General News of Thu, 31 Oct 201342
Parents to pay light bill in SHS
Parents would soon be saddled with additional school fees as the John Dramani Mahama-led government withdraws subsidies on utility services to schools and other educational institutions, DAILY GUIDE can confirm.
Official directives emanating from the Ghana Water Company says government will no longer pay the utility bills of Ministries, Departments and Agencies and this will include public schools and other educational institutions.
But the authorities in these institutions have vowed to pass on the cost to the students, a situation which will ultimately reflect in school fees increments, thus worsening the already precarious situation.
DAILY GUIDE has gathered that this directive will take retrospective effect from January 2013; therefore, the subsidy component of these utilities would be borne by the institutions.
The Conference of Heads of Assisted Secondary Schools (CHASS) hinted parents that they should be prepared to pick up the cost of utilities of their wards, as government withdraws subsidy for Senior High Schools (SHS), Training Colleges, Universities, Polytechnics and other educational installations.
The President of CHASS, Samuel Ofori Adjei, is quoted on Joy FM as saying “subsequently, we have to pass on the payment of the utilities to parents.

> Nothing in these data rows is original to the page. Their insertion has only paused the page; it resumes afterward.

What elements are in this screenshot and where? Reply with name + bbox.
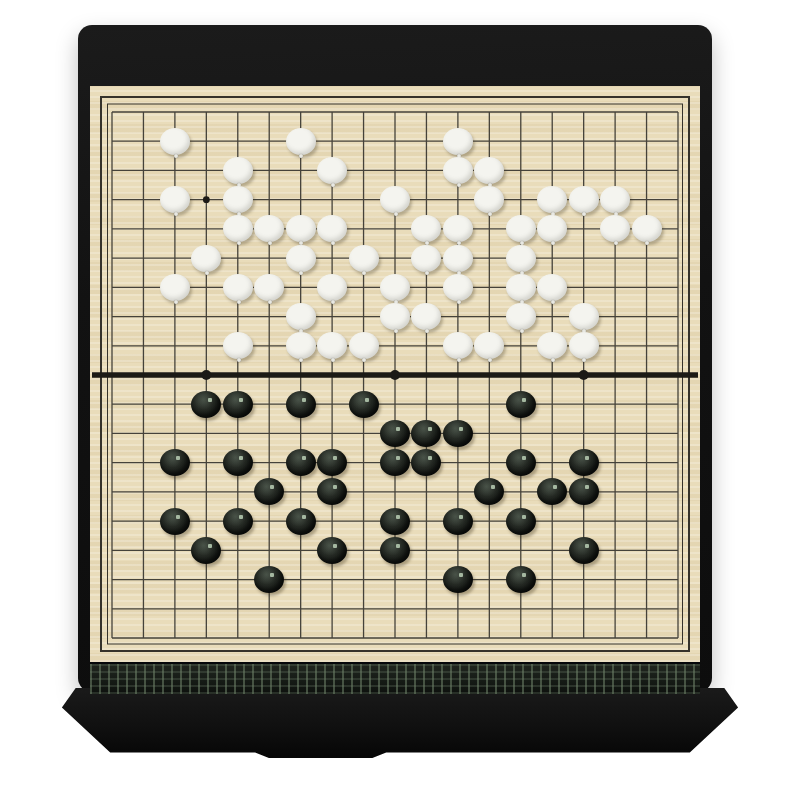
black-stone[interactable] [506, 391, 536, 418]
white-stone[interactable] [506, 245, 536, 272]
black-stone[interactable] [223, 508, 253, 535]
white-stone[interactable] [286, 332, 316, 359]
white-stone[interactable] [569, 332, 599, 359]
black-stone[interactable] [569, 449, 599, 476]
white-stone[interactable] [223, 157, 253, 184]
white-stone[interactable] [349, 245, 379, 272]
product-photo-stage [0, 0, 800, 800]
white-stone[interactable] [317, 274, 347, 301]
white-stone[interactable] [286, 215, 316, 242]
black-stone[interactable] [223, 449, 253, 476]
black-stone[interactable] [443, 508, 473, 535]
star-point [579, 370, 589, 380]
white-stone[interactable] [569, 303, 599, 330]
white-stone[interactable] [380, 303, 410, 330]
white-stone[interactable] [160, 128, 190, 155]
white-stone[interactable] [506, 303, 536, 330]
black-stone[interactable] [160, 508, 190, 535]
black-stone[interactable] [443, 566, 473, 593]
white-stone[interactable] [286, 303, 316, 330]
black-stone[interactable] [443, 420, 473, 447]
black-stone[interactable] [506, 566, 536, 593]
black-stone[interactable] [191, 391, 221, 418]
white-stone[interactable] [443, 157, 473, 184]
white-stone[interactable] [160, 274, 190, 301]
board-grid [0, 0, 800, 800]
white-stone[interactable] [223, 332, 253, 359]
white-stone[interactable] [569, 186, 599, 213]
white-stone[interactable] [191, 245, 221, 272]
white-stone[interactable] [506, 215, 536, 242]
black-stone[interactable] [317, 537, 347, 564]
black-stone[interactable] [160, 449, 190, 476]
star-point [203, 196, 210, 203]
white-stone[interactable] [443, 128, 473, 155]
star-point [201, 370, 211, 380]
star-point [390, 370, 400, 380]
white-stone[interactable] [380, 274, 410, 301]
black-stone[interactable] [380, 508, 410, 535]
white-stone[interactable] [443, 332, 473, 359]
black-stone[interactable] [286, 449, 316, 476]
black-stone[interactable] [223, 391, 253, 418]
white-stone[interactable] [254, 274, 284, 301]
black-stone[interactable] [191, 537, 221, 564]
white-stone[interactable] [286, 245, 316, 272]
black-stone[interactable] [349, 391, 379, 418]
black-stone[interactable] [286, 508, 316, 535]
white-stone[interactable] [443, 274, 473, 301]
black-stone[interactable] [569, 478, 599, 505]
black-stone[interactable] [569, 537, 599, 564]
white-stone[interactable] [223, 274, 253, 301]
white-stone[interactable] [349, 332, 379, 359]
black-stone[interactable] [506, 449, 536, 476]
white-stone[interactable] [380, 186, 410, 213]
black-stone[interactable] [380, 420, 410, 447]
white-stone[interactable] [443, 245, 473, 272]
white-stone[interactable] [286, 128, 316, 155]
white-stone[interactable] [506, 274, 536, 301]
white-stone[interactable] [317, 157, 347, 184]
black-stone[interactable] [380, 449, 410, 476]
black-stone[interactable] [380, 537, 410, 564]
white-stone[interactable] [537, 274, 567, 301]
black-stone[interactable] [506, 508, 536, 535]
white-stone[interactable] [160, 186, 190, 213]
black-stone[interactable] [286, 391, 316, 418]
white-stone[interactable] [223, 215, 253, 242]
white-stone[interactable] [411, 245, 441, 272]
white-stone[interactable] [632, 215, 662, 242]
white-stone[interactable] [223, 186, 253, 213]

There will be a slight increase in the fees that parents pay every term.”
Last month, the utility companies; the Electricity Company of Ghana (ECG) and the Ghana Water Company (GWCL) increased their tariffs by a whopping 79 and 52 percent respectively, and this has sparked extreme outrage among the general public.

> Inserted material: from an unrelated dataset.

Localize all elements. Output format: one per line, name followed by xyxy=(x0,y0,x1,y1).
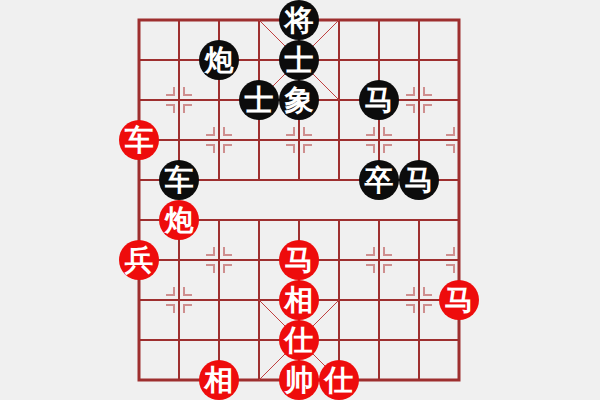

As soon as the new tariffs were announced, government began moves to withdraw subsidies on these utilities, compelling consumers to bear the full brunt of the hikes.
According to Felix Kwakye Ofosu, a Deputy Information and Media Relations Minster, during the daily media briefing at the Flagstaff House yesterday, subsidising utilities of these institutions would mean government coughing up over Ghc200 million to make up for the difference. This he claims will have “serious implications” for other government programmes.
The Mahama-government has indicated that it has no money to subsidise the new tariffs. The difficulty to subsidise utilities and other intervention is a result of the general cash-strapped situation confronting the ruling National Democratic Congress (NDC) government.
Already, Organised Labour groups under the Trades Union Congress (TUC) are threatening a nationwide industrial action on November 18, to protest the new utility price hikes.
They say there is no turning back on their decision to stay out of their jobs.